Zeta-Jones on Michael Douglas Allegation: ‘That Was B.C.—Before Catherine’

The actress did not condemn her husband’s alleged behavior on ‘The View,’ but she didn’t exactly defend him either.

When Catherine Zeta-Jones agreed to appear on The View Friday morning, she must have known she would have to say something about the sexual misconduct allegation that has been levied against her husband, Michael Douglas.

The hosts began by asking her more broadly about the #TimesUp movement and the Golden Globes where she appeared alongside her father-in-law Kirk Douglas who had just turned 101 years old.

“As women, we’re great in numbers,” Zeta-Jones said. When the pendulum of progress slows down, she said that’s when “women have to be kind to each other” and “forge together and be strong” in the face of sexual abuse and gender inequality.

Despite winning an Oscar for the Harvey Weinstein-produced Chicago 15 years ago, Zeta-Jones said she—“thank the lord”—never had her own “#MeToo moment,” either with him or anyone else in the industry. “Unless it happens to you, you don’t know if it’s true or just talk,” she said. “These women coming out, it’s an eye-opener of the scale of how this happened.”

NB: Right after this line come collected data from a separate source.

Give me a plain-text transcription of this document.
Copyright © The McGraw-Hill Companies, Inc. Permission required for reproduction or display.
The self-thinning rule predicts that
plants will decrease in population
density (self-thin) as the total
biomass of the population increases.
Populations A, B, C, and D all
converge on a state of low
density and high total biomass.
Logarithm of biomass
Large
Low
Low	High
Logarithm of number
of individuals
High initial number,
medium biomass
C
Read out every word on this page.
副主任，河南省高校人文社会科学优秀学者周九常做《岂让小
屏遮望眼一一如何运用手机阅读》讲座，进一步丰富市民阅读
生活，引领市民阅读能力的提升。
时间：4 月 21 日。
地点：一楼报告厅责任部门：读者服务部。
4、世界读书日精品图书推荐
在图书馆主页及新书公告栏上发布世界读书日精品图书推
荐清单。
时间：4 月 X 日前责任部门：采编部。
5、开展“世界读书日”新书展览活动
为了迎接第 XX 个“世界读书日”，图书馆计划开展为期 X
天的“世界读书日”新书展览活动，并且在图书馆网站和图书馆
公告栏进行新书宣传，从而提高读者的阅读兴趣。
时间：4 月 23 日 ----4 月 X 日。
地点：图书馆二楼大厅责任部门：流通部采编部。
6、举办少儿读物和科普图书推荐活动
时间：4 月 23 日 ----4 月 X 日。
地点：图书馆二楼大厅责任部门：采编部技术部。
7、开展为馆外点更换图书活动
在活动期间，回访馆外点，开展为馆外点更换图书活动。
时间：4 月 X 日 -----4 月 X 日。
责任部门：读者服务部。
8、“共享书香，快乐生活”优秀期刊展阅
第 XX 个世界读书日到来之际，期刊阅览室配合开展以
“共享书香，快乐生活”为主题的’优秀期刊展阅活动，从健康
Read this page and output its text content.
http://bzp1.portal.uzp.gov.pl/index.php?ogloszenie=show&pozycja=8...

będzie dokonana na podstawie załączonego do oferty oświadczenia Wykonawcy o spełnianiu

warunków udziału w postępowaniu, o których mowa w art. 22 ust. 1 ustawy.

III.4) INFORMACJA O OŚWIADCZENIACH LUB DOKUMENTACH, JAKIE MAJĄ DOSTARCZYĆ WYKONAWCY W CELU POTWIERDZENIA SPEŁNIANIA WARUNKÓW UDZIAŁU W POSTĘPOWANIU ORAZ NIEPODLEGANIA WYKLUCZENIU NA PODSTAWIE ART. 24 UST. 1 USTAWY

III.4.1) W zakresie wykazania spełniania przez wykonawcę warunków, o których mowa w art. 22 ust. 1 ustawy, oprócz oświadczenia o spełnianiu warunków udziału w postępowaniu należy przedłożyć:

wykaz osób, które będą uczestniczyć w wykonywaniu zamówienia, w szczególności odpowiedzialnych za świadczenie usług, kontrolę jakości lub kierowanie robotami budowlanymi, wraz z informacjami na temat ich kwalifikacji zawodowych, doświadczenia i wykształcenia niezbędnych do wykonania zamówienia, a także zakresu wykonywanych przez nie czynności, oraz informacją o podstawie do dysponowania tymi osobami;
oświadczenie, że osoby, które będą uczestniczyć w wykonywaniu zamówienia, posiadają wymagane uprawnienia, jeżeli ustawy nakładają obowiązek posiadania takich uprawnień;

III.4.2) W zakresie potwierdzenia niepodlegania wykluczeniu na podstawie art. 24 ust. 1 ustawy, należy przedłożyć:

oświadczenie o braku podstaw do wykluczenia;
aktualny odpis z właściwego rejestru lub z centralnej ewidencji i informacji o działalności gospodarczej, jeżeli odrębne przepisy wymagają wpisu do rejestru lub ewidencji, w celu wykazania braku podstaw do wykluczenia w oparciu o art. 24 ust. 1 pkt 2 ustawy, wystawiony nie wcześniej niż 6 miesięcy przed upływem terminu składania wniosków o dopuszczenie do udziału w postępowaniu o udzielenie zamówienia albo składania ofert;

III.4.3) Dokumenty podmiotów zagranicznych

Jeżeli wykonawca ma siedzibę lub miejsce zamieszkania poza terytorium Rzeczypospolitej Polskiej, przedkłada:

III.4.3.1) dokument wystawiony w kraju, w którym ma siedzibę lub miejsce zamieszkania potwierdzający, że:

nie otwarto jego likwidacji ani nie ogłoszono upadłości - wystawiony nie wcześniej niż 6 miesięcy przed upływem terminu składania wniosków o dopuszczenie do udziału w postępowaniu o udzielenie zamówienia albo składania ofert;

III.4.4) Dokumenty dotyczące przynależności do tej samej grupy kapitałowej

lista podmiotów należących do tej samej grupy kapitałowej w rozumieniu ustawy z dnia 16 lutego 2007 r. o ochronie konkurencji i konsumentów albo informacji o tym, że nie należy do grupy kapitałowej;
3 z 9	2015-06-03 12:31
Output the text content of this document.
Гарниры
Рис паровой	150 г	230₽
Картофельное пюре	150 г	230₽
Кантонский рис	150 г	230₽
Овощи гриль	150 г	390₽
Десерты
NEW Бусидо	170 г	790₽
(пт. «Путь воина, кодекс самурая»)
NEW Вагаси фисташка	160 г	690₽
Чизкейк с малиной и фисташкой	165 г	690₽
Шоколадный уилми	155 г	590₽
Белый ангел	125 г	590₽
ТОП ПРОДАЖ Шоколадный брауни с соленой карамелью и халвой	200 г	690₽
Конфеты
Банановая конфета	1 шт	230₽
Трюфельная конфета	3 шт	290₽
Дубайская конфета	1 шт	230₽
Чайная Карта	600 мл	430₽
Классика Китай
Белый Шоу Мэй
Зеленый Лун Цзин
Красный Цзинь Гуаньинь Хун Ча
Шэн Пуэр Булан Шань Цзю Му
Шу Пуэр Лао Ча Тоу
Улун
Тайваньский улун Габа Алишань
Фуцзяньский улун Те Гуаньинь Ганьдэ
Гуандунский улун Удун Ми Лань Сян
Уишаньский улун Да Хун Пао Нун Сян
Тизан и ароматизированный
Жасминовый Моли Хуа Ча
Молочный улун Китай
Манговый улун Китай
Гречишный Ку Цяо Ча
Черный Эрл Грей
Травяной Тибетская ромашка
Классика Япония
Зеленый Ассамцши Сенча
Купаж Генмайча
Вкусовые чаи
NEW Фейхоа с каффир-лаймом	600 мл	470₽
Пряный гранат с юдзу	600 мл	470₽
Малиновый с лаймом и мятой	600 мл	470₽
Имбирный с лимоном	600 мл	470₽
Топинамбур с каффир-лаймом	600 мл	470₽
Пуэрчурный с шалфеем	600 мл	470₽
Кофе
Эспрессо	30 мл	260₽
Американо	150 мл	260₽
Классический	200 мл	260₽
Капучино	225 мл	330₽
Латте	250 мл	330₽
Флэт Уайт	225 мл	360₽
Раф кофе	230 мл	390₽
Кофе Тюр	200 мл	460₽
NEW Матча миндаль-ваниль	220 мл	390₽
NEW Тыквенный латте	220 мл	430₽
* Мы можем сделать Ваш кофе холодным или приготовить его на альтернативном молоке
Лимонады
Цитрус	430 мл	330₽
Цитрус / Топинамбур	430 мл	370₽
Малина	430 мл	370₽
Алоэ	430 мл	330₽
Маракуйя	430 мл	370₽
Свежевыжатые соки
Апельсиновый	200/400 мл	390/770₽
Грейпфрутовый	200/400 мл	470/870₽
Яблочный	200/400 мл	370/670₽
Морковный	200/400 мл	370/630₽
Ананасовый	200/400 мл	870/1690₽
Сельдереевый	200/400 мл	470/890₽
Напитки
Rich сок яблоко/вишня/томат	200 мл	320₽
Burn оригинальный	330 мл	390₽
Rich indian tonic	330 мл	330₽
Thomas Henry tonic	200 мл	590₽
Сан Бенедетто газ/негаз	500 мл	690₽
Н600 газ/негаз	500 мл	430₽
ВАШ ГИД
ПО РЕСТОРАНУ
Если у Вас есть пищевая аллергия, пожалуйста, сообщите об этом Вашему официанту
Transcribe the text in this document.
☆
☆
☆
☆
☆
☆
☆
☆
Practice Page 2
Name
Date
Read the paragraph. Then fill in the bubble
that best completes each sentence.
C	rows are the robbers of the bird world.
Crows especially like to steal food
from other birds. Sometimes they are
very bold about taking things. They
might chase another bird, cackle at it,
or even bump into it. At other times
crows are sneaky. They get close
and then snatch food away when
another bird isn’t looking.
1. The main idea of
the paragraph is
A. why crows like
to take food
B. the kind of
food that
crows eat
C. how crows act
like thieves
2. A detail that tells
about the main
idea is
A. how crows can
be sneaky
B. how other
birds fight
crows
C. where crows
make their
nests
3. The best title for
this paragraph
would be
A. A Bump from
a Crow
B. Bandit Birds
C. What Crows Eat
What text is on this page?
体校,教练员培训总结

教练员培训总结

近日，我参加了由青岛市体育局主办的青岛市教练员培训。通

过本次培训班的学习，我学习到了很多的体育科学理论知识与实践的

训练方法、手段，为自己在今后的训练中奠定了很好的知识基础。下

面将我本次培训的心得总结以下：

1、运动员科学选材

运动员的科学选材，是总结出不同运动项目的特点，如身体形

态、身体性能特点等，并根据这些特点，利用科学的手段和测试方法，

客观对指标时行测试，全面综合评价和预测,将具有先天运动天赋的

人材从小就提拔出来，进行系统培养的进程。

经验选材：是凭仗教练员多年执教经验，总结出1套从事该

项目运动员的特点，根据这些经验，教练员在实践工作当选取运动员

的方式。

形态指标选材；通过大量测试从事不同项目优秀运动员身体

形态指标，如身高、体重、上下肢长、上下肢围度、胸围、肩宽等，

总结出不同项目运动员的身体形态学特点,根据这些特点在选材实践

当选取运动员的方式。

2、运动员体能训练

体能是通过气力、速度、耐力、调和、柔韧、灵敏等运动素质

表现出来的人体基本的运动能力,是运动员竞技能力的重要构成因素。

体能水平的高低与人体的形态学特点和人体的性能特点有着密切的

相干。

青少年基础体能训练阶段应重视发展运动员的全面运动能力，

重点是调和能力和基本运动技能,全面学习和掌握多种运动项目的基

Eventually, Sunny Hostin broached the elephant in the room, which was the allegation that journalist and author Susan Braudy made against Douglas, whose production company she worked for in the late 1980s. It was during a script meeting at his apartment that Braudy alleges Douglas masturbated in front of her.

Earlier this month, Douglas gave an interview to preemptively deny the allegation once he became aware that it would be published soon. “This is a complete lie, fabrication, no truth to it whatsoever,” he told Deadline.

Asked if she supported that move, Zeta-Jones said, “He had to come out preemptively because of what he believes.

“Look, I support this movement, #TimesUp, #MeToo, 110 percent,” she continued. It seemed like there might be a “but” coming, yet it never did. “Michael came out with that preemptive statement,” Zeta-Jones said. “He was articulate, said it from the heart, he was honest, open, and transparent—he now has to take the next step from where he goes from here. It’s a question for him.”

As Zeta-Jones stressed, the alleged incident happened 30 years ago. “It was B.C.,” she said. “Before Catherine.”

After letting the applause for that line die down, Zeta-Jones said that she hopes her daughter doesn’t “even have to think about” harassment when she enters the workforce. “Let’s not hold our breaths,” she said, “but hopefully.”